Diagram

1. Overview Diagram – Main Functional Flow¶

This diagram provides an overall view of how data moves through each component.

Text Only

           +-------------+      z      +-------------+      ŷ      +--------------------+
Input (x)  |             |             |             |             |                    |
---------> | Dense Layer | --Logits--> |   Softmax   | --Probs.--> | Cross-Entropy Loss | ---> Loss (L)
           |             |             |             |             |                    |
           +-------------+             +-------------+             +---------^----------+
                                                                             |
                                                                             |
                                                                    y (True Labels)

Explanation:

x goes through the Dense Layer to produce raw scores Logits (z).
z passes through the Softmax function to become probabilities Probs. (ŷ).
Both ŷ and the ground-truth label y are input into the Cross-Entropy Loss function to compute the final error Loss (L).

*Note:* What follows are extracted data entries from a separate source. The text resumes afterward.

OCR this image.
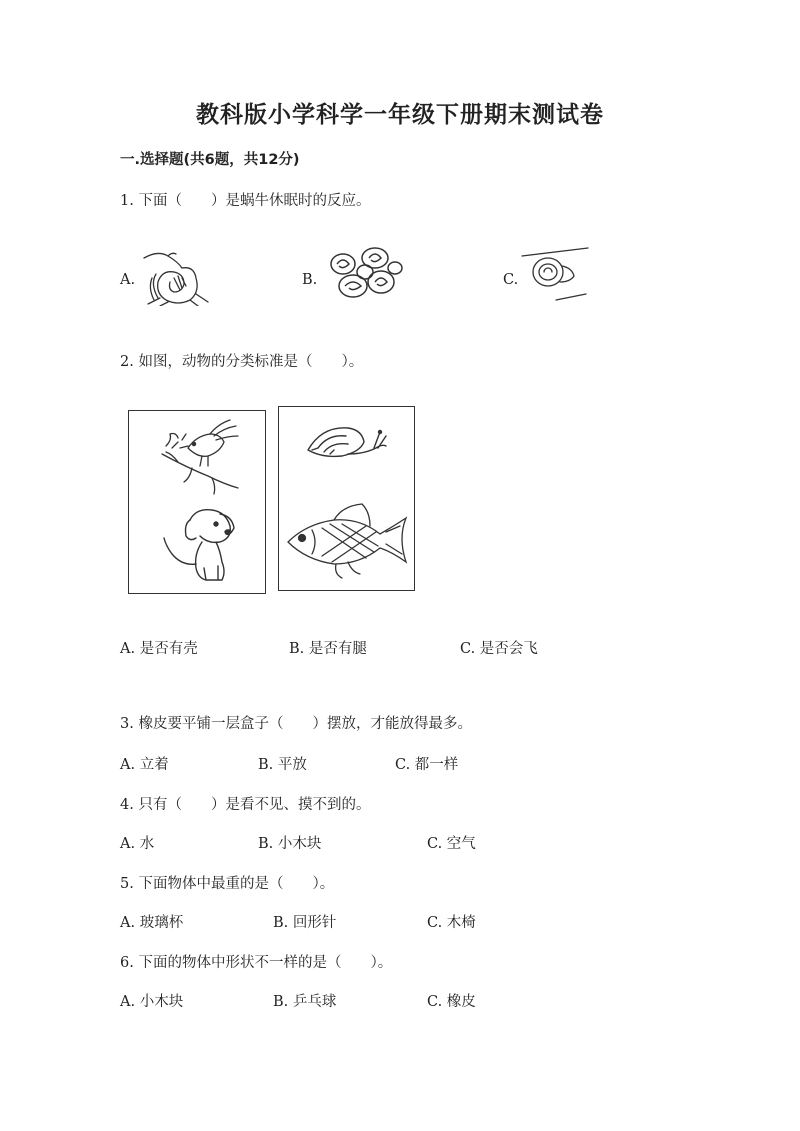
教科版小学科学一年级下册期末测试卷
一.选择题(共6题，共12分)
1. 下面（　　）是蜗牛休眠时的反应。
A.	B.	C.
2. 如图，动物的分类标准是（　　）。
A. 是否有壳	B. 是否有腿	C. 是否会飞
3. 橡皮要平铺一层盒子（　　）摆放，才能放得最多。
A. 立着	B. 平放	C. 都一样
4. 只有（　　）是看不见、摸不到的。
A. 水	B. 小木块	C. 空气
5. 下面物体中最重的是（　　）。
A. 玻璃杯	B. 回形针	C. 木椅
6. 下面的物体中形状不一样的是（　　）。
A. 小木块	B. 乒乓球	C. 橡皮
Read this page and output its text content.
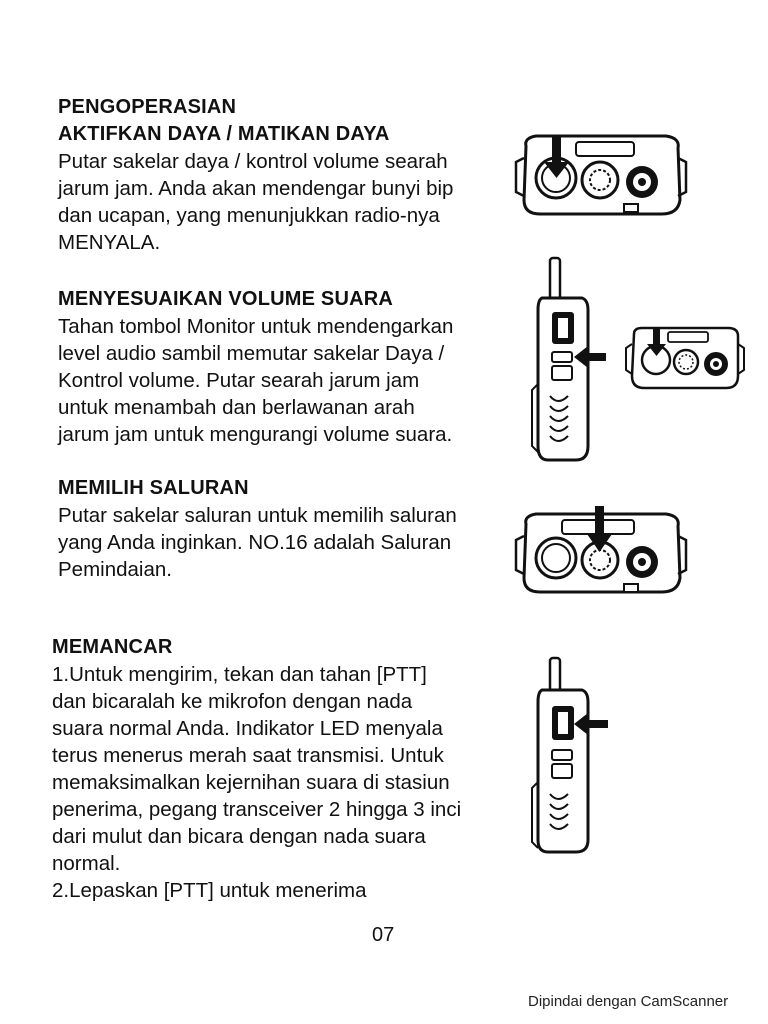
PENGOPERASIAN
AKTIFKAN DAYA / MATIKAN DAYA
Putar sakelar daya / kontrol volume searah
jarum jam. Anda akan mendengar bunyi bip
dan ucapan, yang menunjukkan radio-nya
MENYALA.
MENYESUAIKAN VOLUME SUARA
Tahan tombol Monitor untuk mendengarkan
level audio sambil memutar sakelar Daya /
Kontrol volume. Putar searah jarum jam
untuk menambah dan berlawanan arah
jarum jam untuk mengurangi volume suara.
MEMILIH SALURAN
Putar sakelar saluran untuk memilih saluran
yang Anda inginkan. NO.16 adalah Saluran
Pemindaian.
MEMANCAR
1.Untuk mengirim, tekan dan tahan [PTT]
dan bicaralah ke mikrofon dengan nada
suara normal Anda. Indikator LED menyala
terus menerus merah saat transmisi. Untuk
memaksimalkan kejernihan suara di stasiun
penerima, pegang transceiver 2 hingga 3 inci
dari mulut dan bicara dengan nada suara
normal.
2.Lepaskan [PTT] untuk menerima
07
Dipindai dengan CamScanner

2. Detailed Dependency Diagram – "Opening the Black Boxes"¶

This is the most important part for understanding the Chain Rule. We’ll examine each dependency individually.

Part A: Dependencies from Logits (z) to Predictions (ŷ)¶

This is a Many-to-Many relationship. Because of the shared denominator in the Softmax formula, a change in any z affects all the ŷ values.

Text Only

    +------+                 +--------------------------+                 +-------+
    |  z₁  | --------------> |                          | --------------> |  ŷ₁   |
    +------+                 |                          |                 +-------+
                             |                          |
    +------+                 |   SOFTMAX INTERACTION    |                 +-------+
    |  z₂  | --------------> |  (Shared Denominator)    | --------------> |  ŷ₂   |
    +------+                 |                          |                 +-------+
                             |                          |
    +------+                 |                          |                 +-------+
    |  z₃  | --------------> |                          | --------------> |  ŷ₃   |
    +------+                 +--------------------------+                 +-------+

           LOGITS                            (Dense interdependency)              PREDICTIONS

Explanation:

Think of the "SOFTMAX INTERACTION" box as where all the values \(e^{z_i}\) are summed to form the common denominator.
Since all ŷ values share this denominator, they are interdependent. Changing z₁ will affect the denominator, and thus will alter ŷ₁, ŷ₂, and ŷ₃.

Part B: Dependencies from Predictions (ŷ) to Loss (L)¶

This is a Many-to-One relationship. All the probabilities ŷ are used in a single total formula to compute one final Loss value.

Text Only

    +-------+
    |  ŷ₁   | ----------------.
    +-------+                 |
                              v
    +-------+              +------+
    |  ŷ₂   | -----------> |      |
    +-------+              |  L   | ---> Final Loss
                              ^    |
    +-------+                 |    |
    |  ŷ₃   | ----------------'    |
    +-------+                      +------+

    PREDICTIONS                  (Convergence)

Explanation:

Each ŷ contributes to the formula \(L = - \sum y_j \log(\hat{y}_j)\).
So, all of them influence the final result L.

3. Combined Diagram – The Path of the Chain Rule¶

Now, visualize the path through which a small change in \(z_1\) propagates to L. It must pass through ALL the ŷ_j.

Text Only

                                    .----------------> ŷ₁ ---.
                                   /                          \
                                  /                            \
    z₁  =========================> ------[SOFTMAX]-----> ŷ₂ ------> L
                                  \                            /
                                   \                          /
                                    '----------------> ŷ₃ ---'

Intuitive Explanation of the Chain Rule:

Question: If I give a tiny "nudge" to \(z_1\), how much will L be affected?
Path Analysis:
1. The nudge to \(z_1\) spreads and affects \(\hat{y}_1, \hat{y}_2, \hat{y}_3\).
2. Then, those changes in \(\hat{y}_j\) collectively influence L.
Chain Rule Insight: The total impact on L is the sum of the contributions from all three paths.
- Total Impact = (Effect via ŷ₁) + (Effect via ŷ₂) + (Effect via ŷ₃)

This is why the derivative formula \(\frac{\partial L}{\partial z_k}\) takes the form of a summation:

\[ \frac{\partial L}{\partial z_k} = \sum_j \left( \frac{\partial L}{\partial \hat{y}_j} \cdot \frac{\partial \hat{y}_j}{\partial z_k} \right) \]